Cupixel now has deals with more than 20 artists to include their work in its database. An artist receives a royalty each time his or her work is selected to be painted by a user. Katav says the startup is in the process of finalizing deals with two of the U.S.'s biggest arts and crafts retailers, though he declined to share which ones. It's worth noting that one of Cupixel's board members is Lew Klessel, a managing director at private equity firm New Mountain Capital and the former interim CEO of Michaels. 

Cupixel's kit isn't the first AR product meant to help people create art. Lithuania-based SketchAR makes a $28 app that turns a phone into an AR device, overlaying a piece of paper or other canvas with a traceable sketch. Cupixel's product adds the painting aspect and includes the necessary supplies. 
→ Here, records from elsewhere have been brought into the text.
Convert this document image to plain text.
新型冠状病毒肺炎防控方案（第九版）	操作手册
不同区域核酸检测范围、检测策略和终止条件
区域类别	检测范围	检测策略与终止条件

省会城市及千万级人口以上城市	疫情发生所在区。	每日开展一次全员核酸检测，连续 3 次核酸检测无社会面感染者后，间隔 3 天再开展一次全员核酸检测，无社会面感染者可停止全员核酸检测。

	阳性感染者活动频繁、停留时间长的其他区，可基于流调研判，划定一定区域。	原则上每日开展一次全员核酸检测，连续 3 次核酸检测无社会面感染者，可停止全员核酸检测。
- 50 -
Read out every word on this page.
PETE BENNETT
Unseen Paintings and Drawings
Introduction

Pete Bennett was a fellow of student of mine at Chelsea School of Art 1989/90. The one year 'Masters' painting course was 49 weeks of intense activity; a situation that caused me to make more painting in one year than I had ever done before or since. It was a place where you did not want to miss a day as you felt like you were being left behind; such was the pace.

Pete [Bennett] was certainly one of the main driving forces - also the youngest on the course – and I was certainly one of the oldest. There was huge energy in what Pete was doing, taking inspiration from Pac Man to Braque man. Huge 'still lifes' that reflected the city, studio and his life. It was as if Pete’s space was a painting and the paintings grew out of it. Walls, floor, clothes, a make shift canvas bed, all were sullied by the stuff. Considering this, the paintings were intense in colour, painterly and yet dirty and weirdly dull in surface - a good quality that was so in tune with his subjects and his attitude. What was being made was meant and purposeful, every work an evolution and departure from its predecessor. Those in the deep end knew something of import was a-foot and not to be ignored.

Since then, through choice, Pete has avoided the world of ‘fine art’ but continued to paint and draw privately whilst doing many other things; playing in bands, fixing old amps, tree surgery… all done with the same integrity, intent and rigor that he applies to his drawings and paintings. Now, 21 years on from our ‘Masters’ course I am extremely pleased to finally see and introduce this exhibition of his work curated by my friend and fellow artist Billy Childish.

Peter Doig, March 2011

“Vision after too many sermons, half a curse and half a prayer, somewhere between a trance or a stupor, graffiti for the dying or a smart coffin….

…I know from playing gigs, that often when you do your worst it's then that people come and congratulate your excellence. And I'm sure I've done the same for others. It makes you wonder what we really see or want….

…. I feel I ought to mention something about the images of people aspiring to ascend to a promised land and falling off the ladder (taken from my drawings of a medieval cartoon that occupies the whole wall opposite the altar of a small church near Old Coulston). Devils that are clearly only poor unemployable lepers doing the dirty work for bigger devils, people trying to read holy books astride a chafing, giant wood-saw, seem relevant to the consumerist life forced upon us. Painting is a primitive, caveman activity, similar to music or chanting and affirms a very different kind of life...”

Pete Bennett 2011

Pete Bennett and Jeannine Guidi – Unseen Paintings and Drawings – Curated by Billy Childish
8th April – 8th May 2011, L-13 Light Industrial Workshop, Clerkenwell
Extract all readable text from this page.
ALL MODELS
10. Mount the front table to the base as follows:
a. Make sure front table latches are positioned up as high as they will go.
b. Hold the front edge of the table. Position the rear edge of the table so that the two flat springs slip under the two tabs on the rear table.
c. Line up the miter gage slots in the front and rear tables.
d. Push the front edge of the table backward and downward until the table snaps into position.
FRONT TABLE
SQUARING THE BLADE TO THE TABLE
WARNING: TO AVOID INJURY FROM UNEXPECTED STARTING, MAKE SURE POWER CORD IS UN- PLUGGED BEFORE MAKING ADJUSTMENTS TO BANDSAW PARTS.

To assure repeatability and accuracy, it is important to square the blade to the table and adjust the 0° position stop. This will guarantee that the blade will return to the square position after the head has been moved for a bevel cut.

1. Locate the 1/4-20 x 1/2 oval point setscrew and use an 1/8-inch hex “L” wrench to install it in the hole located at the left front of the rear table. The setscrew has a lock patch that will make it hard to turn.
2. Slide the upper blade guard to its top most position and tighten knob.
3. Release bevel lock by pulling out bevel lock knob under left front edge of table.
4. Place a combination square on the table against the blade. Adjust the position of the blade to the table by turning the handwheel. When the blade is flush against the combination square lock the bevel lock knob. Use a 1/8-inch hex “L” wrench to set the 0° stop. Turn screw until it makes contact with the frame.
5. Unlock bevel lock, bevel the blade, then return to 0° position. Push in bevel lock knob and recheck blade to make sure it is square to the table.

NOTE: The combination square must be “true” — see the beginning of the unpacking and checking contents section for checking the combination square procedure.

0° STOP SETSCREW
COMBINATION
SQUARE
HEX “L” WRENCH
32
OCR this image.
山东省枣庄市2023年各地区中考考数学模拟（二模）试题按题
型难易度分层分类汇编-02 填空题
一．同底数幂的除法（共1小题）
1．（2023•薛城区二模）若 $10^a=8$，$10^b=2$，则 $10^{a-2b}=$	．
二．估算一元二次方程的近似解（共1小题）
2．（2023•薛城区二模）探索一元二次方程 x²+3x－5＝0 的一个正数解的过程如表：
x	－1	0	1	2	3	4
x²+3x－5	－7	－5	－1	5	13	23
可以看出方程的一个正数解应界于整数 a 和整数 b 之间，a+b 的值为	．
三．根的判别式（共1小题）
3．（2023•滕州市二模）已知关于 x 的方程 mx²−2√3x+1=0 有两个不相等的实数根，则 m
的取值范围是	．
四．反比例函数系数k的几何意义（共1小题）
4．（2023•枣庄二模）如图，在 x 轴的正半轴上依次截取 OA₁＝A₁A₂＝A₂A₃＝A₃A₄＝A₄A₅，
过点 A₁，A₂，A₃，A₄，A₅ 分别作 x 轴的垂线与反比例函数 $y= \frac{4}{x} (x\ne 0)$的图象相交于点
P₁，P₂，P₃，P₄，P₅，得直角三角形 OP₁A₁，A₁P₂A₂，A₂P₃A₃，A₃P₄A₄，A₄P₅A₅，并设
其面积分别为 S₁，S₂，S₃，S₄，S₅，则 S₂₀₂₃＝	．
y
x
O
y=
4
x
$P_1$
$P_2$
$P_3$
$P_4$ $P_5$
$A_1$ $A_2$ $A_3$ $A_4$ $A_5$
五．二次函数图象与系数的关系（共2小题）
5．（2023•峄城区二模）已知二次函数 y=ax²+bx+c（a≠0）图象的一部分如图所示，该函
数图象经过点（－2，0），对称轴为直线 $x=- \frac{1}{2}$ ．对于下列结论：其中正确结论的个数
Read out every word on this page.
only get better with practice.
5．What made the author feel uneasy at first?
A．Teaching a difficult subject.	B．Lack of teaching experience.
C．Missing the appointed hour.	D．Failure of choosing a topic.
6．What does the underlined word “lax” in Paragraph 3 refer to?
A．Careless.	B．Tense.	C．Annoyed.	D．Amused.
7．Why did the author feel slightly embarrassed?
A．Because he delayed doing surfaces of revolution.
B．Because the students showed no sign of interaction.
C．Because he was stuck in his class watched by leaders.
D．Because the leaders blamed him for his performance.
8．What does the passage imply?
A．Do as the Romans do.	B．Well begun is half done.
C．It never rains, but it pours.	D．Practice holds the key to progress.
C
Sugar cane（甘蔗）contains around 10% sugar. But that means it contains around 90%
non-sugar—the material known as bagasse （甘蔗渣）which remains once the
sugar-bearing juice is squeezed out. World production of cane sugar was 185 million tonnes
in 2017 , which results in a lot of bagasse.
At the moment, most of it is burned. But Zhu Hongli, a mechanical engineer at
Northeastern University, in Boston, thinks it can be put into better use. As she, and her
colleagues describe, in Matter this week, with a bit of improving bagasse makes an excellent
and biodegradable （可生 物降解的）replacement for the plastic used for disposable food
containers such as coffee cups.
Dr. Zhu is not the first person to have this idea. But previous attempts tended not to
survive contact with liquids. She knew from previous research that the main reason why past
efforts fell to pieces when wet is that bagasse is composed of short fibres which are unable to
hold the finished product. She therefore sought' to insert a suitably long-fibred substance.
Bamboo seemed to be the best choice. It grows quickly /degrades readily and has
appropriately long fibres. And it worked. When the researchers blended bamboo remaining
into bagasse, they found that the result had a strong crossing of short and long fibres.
Katav's goal is to launch AR kits for other art forms like sculpting, woodcrafting, and paper crafting, though these three-dimensional processes clearly would be a bit more complex. Katav doesn't have a timeline yet, though he says the company has prototyped a paper-crafting AR product in its lab.

While the technology is exciting, Katav admits that some professional artists have pushed back about the idea of using technology to turn just anyone into an artist. The founder objects to this sentiment. Instead, he compares Cupixel to meal-in-a-box services that make cooking easier for those who lack the skills to do it all on their own.

"It doesn't make you a professional chef," he says. "But now you can participate in a beautiful process that you otherwise might not be able to."